Entrepreneurs are facing a perfect storm of financial issues, which will have a detrimental impact on SME-owner’s mental health, according to new research.

These mounting business pressures have been brought about by the National Insurance increase, the cliff edge ending of furlough, and other financial pandemic support, as well as ongoing supply chain issues and concerns over the gas shortage and rising energy prices.

The vast majority (91%) of SME owners have had concerns about their financial situation at some point, with more than a third (36%) confessing to worrying often about their financial standing. The Accountancy Partnership, a provider of online accounting services, conducted the research into the state of SME-owners mental health, following a rise in calls from concerned entrepreneurs.

The research also found 12% of entrepreneurs have sought professional help over the state of their mental health, while a quarter (24%) have spoken to a friend or family member as a result of a decline in their wellbeing.

Lee Murphy, managing director at The Accountancy Partnership, said: “The current mix of economic and business pressures has the potential to paint a bleak picture for many of the UK’s small business owners.
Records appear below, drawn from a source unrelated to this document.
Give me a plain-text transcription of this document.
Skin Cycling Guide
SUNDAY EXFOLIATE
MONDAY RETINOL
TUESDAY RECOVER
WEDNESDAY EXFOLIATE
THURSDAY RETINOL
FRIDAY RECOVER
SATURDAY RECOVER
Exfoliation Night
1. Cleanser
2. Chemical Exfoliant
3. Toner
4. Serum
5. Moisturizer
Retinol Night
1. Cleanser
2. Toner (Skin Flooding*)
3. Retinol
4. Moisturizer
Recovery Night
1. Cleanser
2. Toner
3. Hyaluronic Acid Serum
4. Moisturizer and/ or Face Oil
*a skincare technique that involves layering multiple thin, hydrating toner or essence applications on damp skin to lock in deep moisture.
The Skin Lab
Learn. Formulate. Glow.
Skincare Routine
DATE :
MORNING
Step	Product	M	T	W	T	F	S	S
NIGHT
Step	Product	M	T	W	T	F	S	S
This on top of what has been a difficult 18 months for everyone could lead to a considerable decline in mental state of millions of entrepreneurs. We have seen examples of this ourselves with a surge in enquiries as owners seek to get their financial affairs in order.
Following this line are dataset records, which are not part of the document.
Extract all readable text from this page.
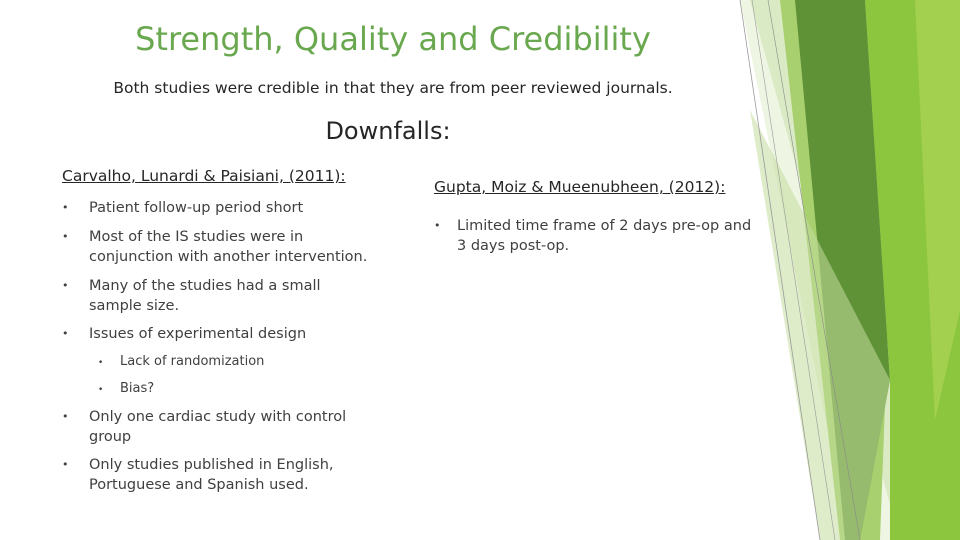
Strength, Quality and Credibility
Both studies were credible in that they are from peer reviewed journals.
Downfalls:
Carvalho, Lunardi & Paisiani, (2011):
Gupta, Moiz & Mueenubheen, (2012):
• Patient follow-up period short
• Most of the IS studies were in conjunction with another intervention.
• Many of the studies had a small sample size.
• Issues of experimental design
• Lack of randomization
• Bias?
• Only one cardiac study with control group
• Only studies published in English, Portuguese and Spanish used.
• Limited time frame of 2 days pre-op and 3 days post-op.
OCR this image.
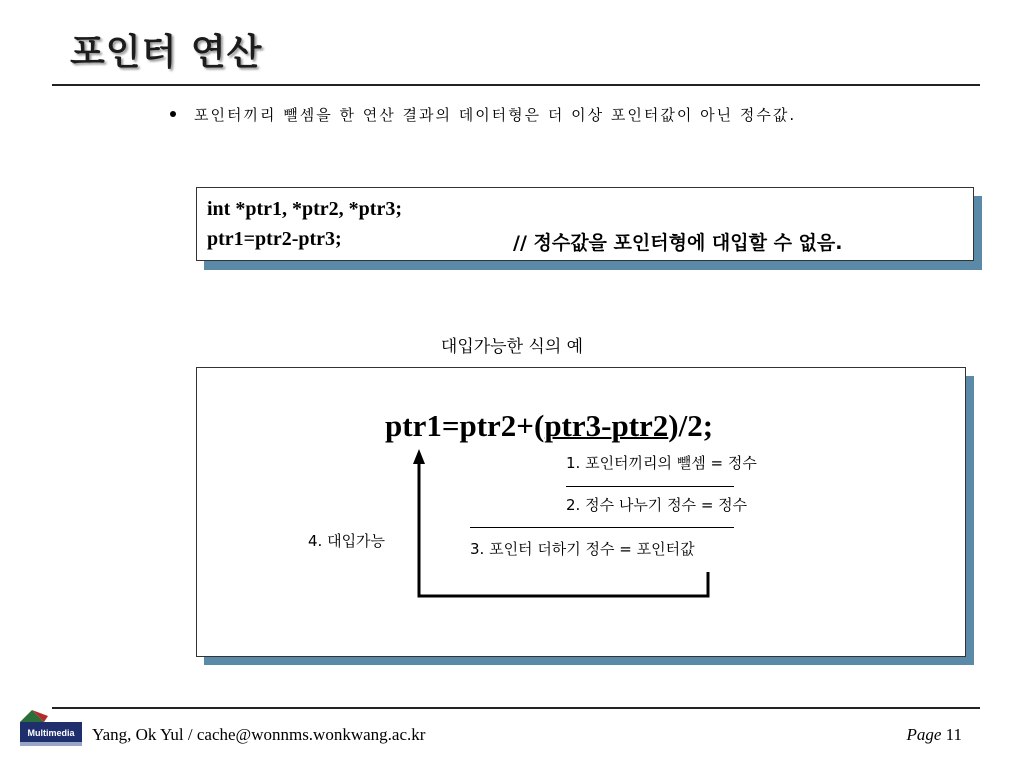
포인터 연산
포인터끼리 뺄셈을 한 연산 결과의 데이터형은 더 이상 포인터값이 아닌 정수값.
int *ptr1, *ptr2, *ptr3;
ptr1=ptr2-ptr3;	// 정수값을 포인터형에 대입할 수 없음.
대입가능한 식의 예
ptr1=ptr2+(ptr3-ptr2)/2;
1. 포인터끼리의 뺄셈 = 정수
2. 정수 나누기 정수 = 정수
3. 포인터 더하기 정수 = 포인터값
4. 대입가능
Multimedia Yang, Ok Yul / cache@wonnms.wonkwang.ac.kr	Page 11
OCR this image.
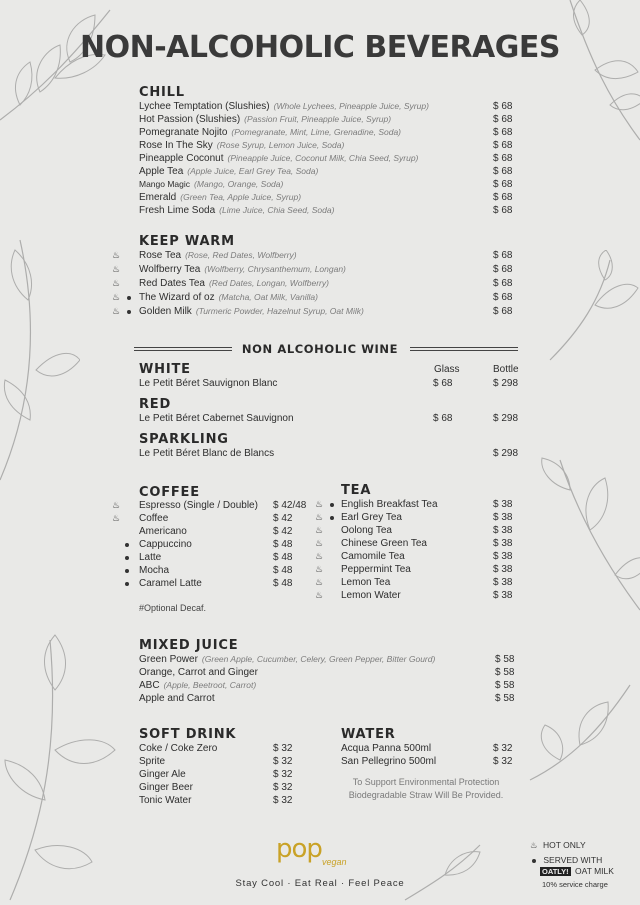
NON-ALCOHOLIC BEVERAGES
CHILL
Lychee Temptation (Slushies) (Whole Lychees, Pineapple Juice, Syrup)	$ 68
Hot Passion (Slushies) (Passion Fruit, Pineapple Juice, Syrup)	$ 68
Pomegranate Nojito (Pomegranate, Mint, Lime, Grenadine, Soda)	$ 68
Rose In The Sky (Rose Syrup, Lemon Juice, Soda)	$ 68
Pineapple Coconut (Pineapple Juice, Coconut Milk, Chia Seed, Syrup)	$ 68
Apple Tea (Apple Juice, Earl Grey Tea, Soda)	$ 68
Mango Magic (Mango, Orange, Soda)	$ 68
Emerald (Green Tea, Apple Juice, Syrup)	$ 68
Fresh Lime Soda (Lime Juice, Chia Seed, Soda)	$ 68
KEEP WARM
♨ Rose Tea (Rose, Red Dates, Wolfberry)	$ 68
♨ Wolfberry Tea (Wolfberry, Chrysanthemum, Longan)	$ 68
♨ Red Dates Tea (Red Dates, Longan, Wolfberry)	$ 68
♨ The Wizard of oz (Matcha, Oat Milk, Vanilla)	$ 68
♨ Golden Milk (Turmeric Powder, Hazelnut Syrup, Oat Milk)	$ 68
NON ALCOHOLIC WINE
WHITE	Glass	Bottle
Le Petit Béret Sauvignon Blanc	$ 68	$ 298
RED
Le Petit Béret Cabernet Sauvignon	$ 68	$ 298
SPARKLING
Le Petit Béret Blanc de Blancs	$ 298
COFFEE
♨ Espresso (Single / Double) $ 42/48
♨ Coffee	$ 42
Americano	$ 42
Cappuccino	$ 48
Latte	$ 48
Mocha	$ 48
Caramel Latte	$ 48
#Optional Decaf.
TEA
♨ English Breakfast Tea	$ 38
♨ Earl Grey Tea	$ 38
♨ Oolong Tea	$ 38
♨ Chinese Green Tea	$ 38
♨ Camomile Tea	$ 38
♨ Peppermint Tea	$ 38
♨ Lemon Tea	$ 38
♨ Lemon Water	$ 38
MIXED JUICE
Green Power (Green Apple, Cucumber, Celery, Green Pepper, Bitter Gourd)	$ 58
Orange, Carrot and Ginger	$ 58
ABC (Apple, Beetroot, Carrot)	$ 58
Apple and Carrot	$ 58
SOFT DRINK
Coke / Coke Zero	$ 32
Sprite	$ 32
Ginger Ale	$ 32
Ginger Beer	$ 32
Tonic Water	$ 32
WATER
Acqua Panna 500ml	$ 32
San Pellegrino 500ml	$ 32
To Support Environmental Protection
Biodegradable Straw Will Be Provided.
pop vegan
Stay Cool · Eat Real · Feel Peace
♨ HOT ONLY
SERVED WITH
OATLY! OAT MILK
10% service charge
“It is clear from our research that financial health has a direct impact on overall mental health, with a quarter of entrepreneurs citing difficulties supporting themselves financially as the main issue that has made working for themselves less enjoyable than they expected.
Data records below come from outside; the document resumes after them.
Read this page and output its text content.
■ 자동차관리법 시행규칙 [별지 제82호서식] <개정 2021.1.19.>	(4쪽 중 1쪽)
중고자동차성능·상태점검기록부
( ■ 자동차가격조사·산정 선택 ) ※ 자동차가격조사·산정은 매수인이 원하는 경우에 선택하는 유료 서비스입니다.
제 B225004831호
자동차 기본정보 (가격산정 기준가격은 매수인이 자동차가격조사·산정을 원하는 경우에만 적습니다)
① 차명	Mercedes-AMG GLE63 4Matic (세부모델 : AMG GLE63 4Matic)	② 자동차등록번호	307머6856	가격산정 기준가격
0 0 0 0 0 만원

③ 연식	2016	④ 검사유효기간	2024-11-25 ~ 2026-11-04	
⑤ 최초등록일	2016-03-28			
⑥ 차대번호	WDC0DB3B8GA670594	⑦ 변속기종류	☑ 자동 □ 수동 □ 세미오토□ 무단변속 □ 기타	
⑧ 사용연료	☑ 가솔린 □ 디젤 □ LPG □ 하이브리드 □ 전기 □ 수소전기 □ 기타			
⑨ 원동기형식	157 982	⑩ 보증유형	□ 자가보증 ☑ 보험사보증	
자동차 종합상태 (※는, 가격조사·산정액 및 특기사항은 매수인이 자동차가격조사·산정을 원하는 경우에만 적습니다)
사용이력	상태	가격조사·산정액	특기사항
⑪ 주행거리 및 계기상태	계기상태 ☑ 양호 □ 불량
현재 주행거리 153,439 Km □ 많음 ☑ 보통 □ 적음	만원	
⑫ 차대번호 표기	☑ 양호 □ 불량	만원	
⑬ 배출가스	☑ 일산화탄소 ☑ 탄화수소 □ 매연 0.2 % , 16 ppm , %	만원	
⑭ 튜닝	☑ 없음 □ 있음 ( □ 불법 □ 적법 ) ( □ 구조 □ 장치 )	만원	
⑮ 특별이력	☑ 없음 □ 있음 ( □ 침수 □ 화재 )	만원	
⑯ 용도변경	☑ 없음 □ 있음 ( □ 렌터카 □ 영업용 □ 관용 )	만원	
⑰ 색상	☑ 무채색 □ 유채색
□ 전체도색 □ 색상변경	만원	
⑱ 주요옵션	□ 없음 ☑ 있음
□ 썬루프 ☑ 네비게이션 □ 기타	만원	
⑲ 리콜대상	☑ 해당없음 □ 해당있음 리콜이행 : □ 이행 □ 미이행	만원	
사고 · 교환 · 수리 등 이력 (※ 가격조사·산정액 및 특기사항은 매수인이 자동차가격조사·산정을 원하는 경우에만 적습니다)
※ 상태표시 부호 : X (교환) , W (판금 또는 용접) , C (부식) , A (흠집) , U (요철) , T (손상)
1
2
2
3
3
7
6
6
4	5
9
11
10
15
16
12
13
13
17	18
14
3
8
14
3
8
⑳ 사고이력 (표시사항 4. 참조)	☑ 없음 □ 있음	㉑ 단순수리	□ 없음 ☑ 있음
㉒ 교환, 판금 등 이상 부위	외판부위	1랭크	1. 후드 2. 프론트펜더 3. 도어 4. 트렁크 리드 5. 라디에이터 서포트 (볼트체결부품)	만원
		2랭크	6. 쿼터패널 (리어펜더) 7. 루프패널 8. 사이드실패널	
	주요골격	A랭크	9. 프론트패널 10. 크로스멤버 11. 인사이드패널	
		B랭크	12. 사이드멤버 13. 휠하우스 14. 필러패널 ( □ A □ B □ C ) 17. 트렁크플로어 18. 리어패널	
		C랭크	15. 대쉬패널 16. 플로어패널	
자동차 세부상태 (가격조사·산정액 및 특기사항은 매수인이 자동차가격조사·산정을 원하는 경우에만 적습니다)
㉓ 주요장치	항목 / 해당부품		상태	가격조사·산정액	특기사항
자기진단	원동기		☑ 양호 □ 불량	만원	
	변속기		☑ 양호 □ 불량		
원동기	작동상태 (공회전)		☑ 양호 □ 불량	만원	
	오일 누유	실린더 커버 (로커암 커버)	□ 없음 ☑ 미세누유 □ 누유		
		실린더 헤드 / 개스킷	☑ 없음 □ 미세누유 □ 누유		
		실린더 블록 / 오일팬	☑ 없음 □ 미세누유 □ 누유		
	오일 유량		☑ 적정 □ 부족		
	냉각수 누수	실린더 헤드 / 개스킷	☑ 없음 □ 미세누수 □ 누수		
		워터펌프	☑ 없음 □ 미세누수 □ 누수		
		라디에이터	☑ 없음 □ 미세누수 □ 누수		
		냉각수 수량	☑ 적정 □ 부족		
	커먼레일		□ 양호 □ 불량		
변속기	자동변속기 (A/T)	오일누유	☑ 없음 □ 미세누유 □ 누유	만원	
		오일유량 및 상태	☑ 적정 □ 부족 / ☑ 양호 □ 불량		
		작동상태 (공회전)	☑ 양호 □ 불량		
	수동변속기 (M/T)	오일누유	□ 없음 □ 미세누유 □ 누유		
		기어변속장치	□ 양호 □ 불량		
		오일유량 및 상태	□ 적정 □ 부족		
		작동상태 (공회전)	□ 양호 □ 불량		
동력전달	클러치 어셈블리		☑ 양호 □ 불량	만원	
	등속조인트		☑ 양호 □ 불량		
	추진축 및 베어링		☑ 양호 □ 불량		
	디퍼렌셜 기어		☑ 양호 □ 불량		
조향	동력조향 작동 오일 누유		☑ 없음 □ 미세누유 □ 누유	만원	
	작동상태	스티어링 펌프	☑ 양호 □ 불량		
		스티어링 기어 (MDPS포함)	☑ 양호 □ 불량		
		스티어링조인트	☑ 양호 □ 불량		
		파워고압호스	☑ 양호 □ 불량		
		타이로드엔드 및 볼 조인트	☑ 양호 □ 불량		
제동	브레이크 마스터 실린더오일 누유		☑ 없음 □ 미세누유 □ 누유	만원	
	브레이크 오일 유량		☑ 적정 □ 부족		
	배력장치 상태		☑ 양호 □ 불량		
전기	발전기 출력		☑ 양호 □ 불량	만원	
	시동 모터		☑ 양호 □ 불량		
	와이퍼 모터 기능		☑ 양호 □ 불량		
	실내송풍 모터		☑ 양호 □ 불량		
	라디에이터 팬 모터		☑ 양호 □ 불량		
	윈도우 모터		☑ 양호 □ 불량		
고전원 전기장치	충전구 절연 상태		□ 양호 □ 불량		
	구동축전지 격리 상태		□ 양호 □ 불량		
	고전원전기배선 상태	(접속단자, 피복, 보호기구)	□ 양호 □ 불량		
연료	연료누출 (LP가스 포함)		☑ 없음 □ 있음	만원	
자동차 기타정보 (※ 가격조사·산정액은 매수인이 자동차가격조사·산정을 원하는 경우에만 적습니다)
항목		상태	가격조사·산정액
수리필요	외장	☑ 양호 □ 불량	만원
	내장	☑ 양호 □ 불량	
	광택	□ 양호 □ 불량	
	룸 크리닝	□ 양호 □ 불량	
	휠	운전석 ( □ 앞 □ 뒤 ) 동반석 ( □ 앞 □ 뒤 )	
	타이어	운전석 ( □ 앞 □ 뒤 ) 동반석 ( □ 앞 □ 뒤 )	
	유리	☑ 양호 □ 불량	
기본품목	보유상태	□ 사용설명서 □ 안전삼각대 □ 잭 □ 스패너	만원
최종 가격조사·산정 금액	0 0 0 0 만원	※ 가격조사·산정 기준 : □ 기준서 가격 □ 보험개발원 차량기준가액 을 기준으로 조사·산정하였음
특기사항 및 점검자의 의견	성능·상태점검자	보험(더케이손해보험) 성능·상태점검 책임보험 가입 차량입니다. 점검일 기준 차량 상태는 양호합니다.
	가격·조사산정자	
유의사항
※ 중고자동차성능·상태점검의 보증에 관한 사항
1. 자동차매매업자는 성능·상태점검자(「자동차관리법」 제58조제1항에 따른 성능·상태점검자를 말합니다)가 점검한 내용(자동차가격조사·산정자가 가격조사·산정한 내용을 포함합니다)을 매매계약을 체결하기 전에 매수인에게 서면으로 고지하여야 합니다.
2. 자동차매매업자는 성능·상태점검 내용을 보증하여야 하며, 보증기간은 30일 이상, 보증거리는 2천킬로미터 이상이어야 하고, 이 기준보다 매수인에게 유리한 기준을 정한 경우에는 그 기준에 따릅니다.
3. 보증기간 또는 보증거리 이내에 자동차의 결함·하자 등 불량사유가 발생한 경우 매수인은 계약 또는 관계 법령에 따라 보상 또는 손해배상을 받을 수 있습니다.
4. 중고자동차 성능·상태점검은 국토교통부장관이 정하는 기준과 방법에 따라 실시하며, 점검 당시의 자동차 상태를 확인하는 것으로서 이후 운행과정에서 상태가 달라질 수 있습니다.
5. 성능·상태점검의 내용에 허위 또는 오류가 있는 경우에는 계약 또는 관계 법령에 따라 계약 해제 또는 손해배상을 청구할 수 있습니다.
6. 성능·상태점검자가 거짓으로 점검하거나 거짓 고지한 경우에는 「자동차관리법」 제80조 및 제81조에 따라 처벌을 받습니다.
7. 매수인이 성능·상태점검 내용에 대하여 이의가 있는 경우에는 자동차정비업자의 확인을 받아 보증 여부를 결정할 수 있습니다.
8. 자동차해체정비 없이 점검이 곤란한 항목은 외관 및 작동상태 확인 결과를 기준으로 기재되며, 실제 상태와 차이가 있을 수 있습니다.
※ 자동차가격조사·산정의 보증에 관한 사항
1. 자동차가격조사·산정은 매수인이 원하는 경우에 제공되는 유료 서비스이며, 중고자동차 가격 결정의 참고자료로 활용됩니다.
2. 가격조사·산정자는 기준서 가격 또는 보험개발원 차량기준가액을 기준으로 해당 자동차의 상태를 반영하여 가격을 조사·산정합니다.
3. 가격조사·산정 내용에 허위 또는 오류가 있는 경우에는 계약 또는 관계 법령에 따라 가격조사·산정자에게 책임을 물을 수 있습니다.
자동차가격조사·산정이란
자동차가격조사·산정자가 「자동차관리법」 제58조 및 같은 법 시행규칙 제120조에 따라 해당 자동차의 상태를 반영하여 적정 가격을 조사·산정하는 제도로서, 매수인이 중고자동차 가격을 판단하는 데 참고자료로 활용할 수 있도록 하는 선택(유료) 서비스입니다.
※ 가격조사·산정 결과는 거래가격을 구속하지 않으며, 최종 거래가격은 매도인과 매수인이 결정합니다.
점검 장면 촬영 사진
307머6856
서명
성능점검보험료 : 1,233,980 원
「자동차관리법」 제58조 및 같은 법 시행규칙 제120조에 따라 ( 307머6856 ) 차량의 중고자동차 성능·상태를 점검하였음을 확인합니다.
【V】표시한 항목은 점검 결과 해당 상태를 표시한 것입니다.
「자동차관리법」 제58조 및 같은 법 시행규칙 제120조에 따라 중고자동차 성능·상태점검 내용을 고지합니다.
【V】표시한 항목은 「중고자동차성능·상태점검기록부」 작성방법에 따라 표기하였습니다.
“While funding a strong health and social care system in the UK is important, the National Insurance hike will disproportionately affect small businesses which do not have the disposable income to cover the increased price of staffing. The new rate, an increase of 1.25 percent, means that an employee on the living wage outside of London will cost their employer £241.87 per year more in National Insurance. Self-employed sole traders are taxed on income after business expenses and as they pay their own salary, a tax on earnings will directly reduce income.

“In addition, Coronavirus financial support measures, such as furlough and business grants are coming to an end imminently, there are serious supply chain issues in the UK, and gas supply problems are bringing about fears of energy prices rocketing, which all threaten business profitability.

“This perfect storm is likely to be daunting for small business owners, so the most important advice is to understand and prepare as early as possible. Speaking to a finance professional as early as possible will allow entrepreneurs to assess their current cash flow and explore options that help minimise the financial impact on both the business and employees. Having a robust plan in place to manage troubles arising from increased taxation and running costs will make the transition smoother and keep financial concerns arising as a result to a minimum.”